Bella Temer attends the day program at the Long Island...

Bella Temer attends the day program at the Long Island Alzheimers Foundation. (Nov. 28, 2010) Credit: Conrad Williams Jr.

A test that can identify with spot-on accuracy which patients with early memory loss will develop Alzheimer's disease, left experts divided Tuesday on whether widespread screenings will result any time soon.

An international team of scientists, reporting in the Archives of Neurology Tuesday, pinpointed three key proteins in spinal fluid that provide early evidence of the mind-robbing disorder. The team found the telltale markers not only in the cognitively impaired but also in more than a third of test subjects who were cognitively healthy.

Currently, a definitive diagnosis of Alzheimer's is made during autopsy, though recent advances in imaging have helped doctors more accurately diagnose and distinguish it from other forms of dementia.

The latest test was 100 percent accurate in identifying the proteins - and for those with mild cognitive impairment was accurate as a predictor of Alzheimer's within five years.

But because the test is cumbersome and still only available as a research tool, it's considered an unlikely method of early detection in the immediate future.

Experts noted that other forms of predictive screening remain under study and might yet emerge as more suitable methods for a disease that has so far defied both early detection and treatment.

"This is a research test and it will not come to anyone's local physician in the near future," said Dr. Bill Thies, chief medical and scientific officer at the Alzheimer's Association. "But this lets us know which people have the early stages of the disease and whether we can track them from when they have very few symptoms to when they have more."

Alzheimer's is usually diagnosed in the moderate to late stages when the brain is seriously damaged. The hope is that by identifying the disease earlier, treatment can be initiated sooner to slow its progression. Experts acknowledged the latest findings would help researchers better understand how the disease progresses over time. But the test also raises questions.

"They found a third of people who are cognitively normal had this kind of [protein] signature and that raises the question whether Alzheimer's pathology is evident many years in advance," said Dr. Marc L. Gordon, a neurologist at Litwin-Zucker Research Center for the Study ofAlzheimer's Disease and Memory Disorders in Manhasset.

Dr. Neil Buckholtz, chief of the Dementias of Aging Branch at theNational Institute on Aging said the study dealt only with people involved in ongoing clinical research: "We still don't quite understand what this means in the larger community."

Scientists examined spinal fluid removed through lumbar puncture in 400 patients studied at the University of Ghent in Belgium and theUniversity of Pennsylvania. A series of three key proteins were found in 90 percent of people with Alzheimer's; 72 percent of people with mild cognitive impairment and 36 percent of people who were free of any brain condition.
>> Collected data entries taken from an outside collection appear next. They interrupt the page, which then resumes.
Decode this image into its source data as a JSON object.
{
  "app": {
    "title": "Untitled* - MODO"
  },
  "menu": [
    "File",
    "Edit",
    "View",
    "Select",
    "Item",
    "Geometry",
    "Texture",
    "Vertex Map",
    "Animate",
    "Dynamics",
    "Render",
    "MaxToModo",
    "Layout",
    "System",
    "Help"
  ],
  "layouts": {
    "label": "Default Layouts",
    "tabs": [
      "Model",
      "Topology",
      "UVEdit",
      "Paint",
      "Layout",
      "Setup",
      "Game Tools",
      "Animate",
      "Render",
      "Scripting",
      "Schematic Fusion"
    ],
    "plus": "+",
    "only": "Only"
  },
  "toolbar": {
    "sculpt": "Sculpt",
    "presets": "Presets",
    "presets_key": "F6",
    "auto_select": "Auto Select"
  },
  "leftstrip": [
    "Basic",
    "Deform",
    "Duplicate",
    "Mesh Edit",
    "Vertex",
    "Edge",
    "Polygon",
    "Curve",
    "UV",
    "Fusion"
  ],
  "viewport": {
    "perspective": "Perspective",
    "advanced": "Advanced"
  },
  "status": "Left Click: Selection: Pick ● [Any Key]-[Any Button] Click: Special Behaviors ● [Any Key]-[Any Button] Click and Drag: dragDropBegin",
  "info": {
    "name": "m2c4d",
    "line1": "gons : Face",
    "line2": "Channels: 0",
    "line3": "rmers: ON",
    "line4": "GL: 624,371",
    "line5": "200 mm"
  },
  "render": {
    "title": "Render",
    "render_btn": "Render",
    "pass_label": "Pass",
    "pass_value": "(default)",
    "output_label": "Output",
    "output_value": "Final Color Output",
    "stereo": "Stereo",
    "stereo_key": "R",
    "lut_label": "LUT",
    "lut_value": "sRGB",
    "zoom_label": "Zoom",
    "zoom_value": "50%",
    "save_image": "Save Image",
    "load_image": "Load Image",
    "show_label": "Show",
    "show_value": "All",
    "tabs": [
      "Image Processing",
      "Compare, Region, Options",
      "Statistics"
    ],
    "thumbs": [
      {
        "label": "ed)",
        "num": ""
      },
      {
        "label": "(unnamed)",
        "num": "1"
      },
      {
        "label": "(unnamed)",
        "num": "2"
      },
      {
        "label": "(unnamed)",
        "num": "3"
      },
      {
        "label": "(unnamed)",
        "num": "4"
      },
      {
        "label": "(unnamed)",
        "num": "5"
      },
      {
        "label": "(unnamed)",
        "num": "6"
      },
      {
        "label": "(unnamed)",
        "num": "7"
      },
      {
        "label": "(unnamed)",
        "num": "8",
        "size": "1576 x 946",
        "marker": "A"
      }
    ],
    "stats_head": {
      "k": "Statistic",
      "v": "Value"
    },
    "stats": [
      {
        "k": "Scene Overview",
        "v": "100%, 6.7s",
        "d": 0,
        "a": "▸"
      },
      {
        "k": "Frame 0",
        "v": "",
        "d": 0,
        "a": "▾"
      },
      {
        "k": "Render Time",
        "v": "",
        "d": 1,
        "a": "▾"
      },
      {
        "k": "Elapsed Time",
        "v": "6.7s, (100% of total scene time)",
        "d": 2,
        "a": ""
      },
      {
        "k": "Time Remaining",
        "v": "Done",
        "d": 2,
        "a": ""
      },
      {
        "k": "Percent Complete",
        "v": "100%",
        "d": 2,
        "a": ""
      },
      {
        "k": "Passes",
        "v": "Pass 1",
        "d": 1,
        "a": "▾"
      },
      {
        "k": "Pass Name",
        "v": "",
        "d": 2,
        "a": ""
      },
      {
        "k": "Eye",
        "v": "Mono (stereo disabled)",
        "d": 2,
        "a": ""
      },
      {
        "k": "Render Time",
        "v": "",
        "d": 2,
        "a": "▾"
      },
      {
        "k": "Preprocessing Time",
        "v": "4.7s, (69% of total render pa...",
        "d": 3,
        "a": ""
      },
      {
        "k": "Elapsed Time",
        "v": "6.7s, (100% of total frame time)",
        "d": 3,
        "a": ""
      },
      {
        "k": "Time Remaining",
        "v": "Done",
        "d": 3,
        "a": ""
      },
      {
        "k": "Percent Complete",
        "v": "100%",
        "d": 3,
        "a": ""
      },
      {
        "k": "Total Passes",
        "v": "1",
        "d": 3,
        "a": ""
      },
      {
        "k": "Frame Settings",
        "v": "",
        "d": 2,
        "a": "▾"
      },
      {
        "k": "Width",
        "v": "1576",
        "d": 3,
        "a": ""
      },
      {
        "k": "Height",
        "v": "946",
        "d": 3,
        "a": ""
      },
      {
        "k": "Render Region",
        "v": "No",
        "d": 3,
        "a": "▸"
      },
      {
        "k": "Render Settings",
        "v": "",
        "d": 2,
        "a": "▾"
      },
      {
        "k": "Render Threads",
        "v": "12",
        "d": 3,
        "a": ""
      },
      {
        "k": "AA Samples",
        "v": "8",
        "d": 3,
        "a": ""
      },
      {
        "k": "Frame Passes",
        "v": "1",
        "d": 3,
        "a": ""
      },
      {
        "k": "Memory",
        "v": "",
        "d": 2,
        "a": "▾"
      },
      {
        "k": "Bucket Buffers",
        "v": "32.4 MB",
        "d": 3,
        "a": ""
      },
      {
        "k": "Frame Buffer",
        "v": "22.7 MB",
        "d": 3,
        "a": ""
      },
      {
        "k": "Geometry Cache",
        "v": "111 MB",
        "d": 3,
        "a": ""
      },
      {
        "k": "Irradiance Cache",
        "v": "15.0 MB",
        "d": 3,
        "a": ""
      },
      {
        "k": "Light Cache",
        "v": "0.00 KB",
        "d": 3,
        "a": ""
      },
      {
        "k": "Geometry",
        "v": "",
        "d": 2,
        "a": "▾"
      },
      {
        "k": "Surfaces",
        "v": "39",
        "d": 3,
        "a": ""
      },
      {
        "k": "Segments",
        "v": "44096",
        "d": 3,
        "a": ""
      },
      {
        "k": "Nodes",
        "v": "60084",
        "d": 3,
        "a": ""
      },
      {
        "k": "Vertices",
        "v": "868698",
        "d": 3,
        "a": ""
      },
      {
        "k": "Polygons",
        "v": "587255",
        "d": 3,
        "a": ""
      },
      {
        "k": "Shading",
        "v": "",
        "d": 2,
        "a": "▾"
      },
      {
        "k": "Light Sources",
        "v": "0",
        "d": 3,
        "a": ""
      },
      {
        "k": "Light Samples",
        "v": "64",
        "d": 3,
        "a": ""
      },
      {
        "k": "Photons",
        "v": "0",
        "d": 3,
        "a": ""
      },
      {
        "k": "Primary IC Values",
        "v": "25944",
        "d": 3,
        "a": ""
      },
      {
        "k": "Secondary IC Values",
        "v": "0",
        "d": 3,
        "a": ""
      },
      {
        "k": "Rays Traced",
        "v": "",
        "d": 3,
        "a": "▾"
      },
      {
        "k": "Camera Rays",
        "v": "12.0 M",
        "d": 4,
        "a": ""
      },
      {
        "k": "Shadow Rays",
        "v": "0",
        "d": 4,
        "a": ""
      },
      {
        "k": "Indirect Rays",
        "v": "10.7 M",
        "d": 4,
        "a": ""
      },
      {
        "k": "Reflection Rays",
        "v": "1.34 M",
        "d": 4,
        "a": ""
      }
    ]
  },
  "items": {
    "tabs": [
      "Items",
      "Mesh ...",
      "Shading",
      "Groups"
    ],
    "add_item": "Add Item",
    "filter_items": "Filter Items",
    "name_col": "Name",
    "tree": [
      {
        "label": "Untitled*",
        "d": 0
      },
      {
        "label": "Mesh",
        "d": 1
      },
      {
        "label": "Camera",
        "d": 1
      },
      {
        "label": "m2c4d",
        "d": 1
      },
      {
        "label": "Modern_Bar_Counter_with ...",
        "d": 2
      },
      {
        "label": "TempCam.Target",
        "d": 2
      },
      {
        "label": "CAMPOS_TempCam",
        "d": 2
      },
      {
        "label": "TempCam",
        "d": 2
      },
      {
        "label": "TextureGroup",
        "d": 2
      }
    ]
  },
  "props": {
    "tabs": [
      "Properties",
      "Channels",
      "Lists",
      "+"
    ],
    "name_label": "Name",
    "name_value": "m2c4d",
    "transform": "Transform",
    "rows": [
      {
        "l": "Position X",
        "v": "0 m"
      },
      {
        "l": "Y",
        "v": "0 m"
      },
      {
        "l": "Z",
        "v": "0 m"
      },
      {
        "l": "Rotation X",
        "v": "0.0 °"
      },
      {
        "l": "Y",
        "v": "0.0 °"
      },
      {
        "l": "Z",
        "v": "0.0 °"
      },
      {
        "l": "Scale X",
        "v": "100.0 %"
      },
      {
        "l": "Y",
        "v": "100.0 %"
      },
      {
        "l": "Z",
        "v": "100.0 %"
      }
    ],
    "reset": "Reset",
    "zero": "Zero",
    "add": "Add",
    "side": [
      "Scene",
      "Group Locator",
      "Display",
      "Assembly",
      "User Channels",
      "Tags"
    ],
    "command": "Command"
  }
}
Buckholtz noted another concern: There is not yet a standardized way to measure two of the three proteins. Researchers developed their own protocol to measure these proteins in the study but ways of measuring them vary in the larger medical community.

Despite the study's drawbacks, Buckholtz described it as an important finding because it definitively highlighted the role of the three proteins.

Pioneering Alzheimer's researcher Dr. Peter Davies, of the Feinstein Institute for Medical Research in Manhasset, said doctors need more than one test to make predictions - or a diagnosis - of a disease as complex as Alzheimer's. "This is not a test that we would rely on," he said.

The disease afflicts more than 5 million Americans, and is expected to become an even more major public health concern as the generation of baby boomers ages.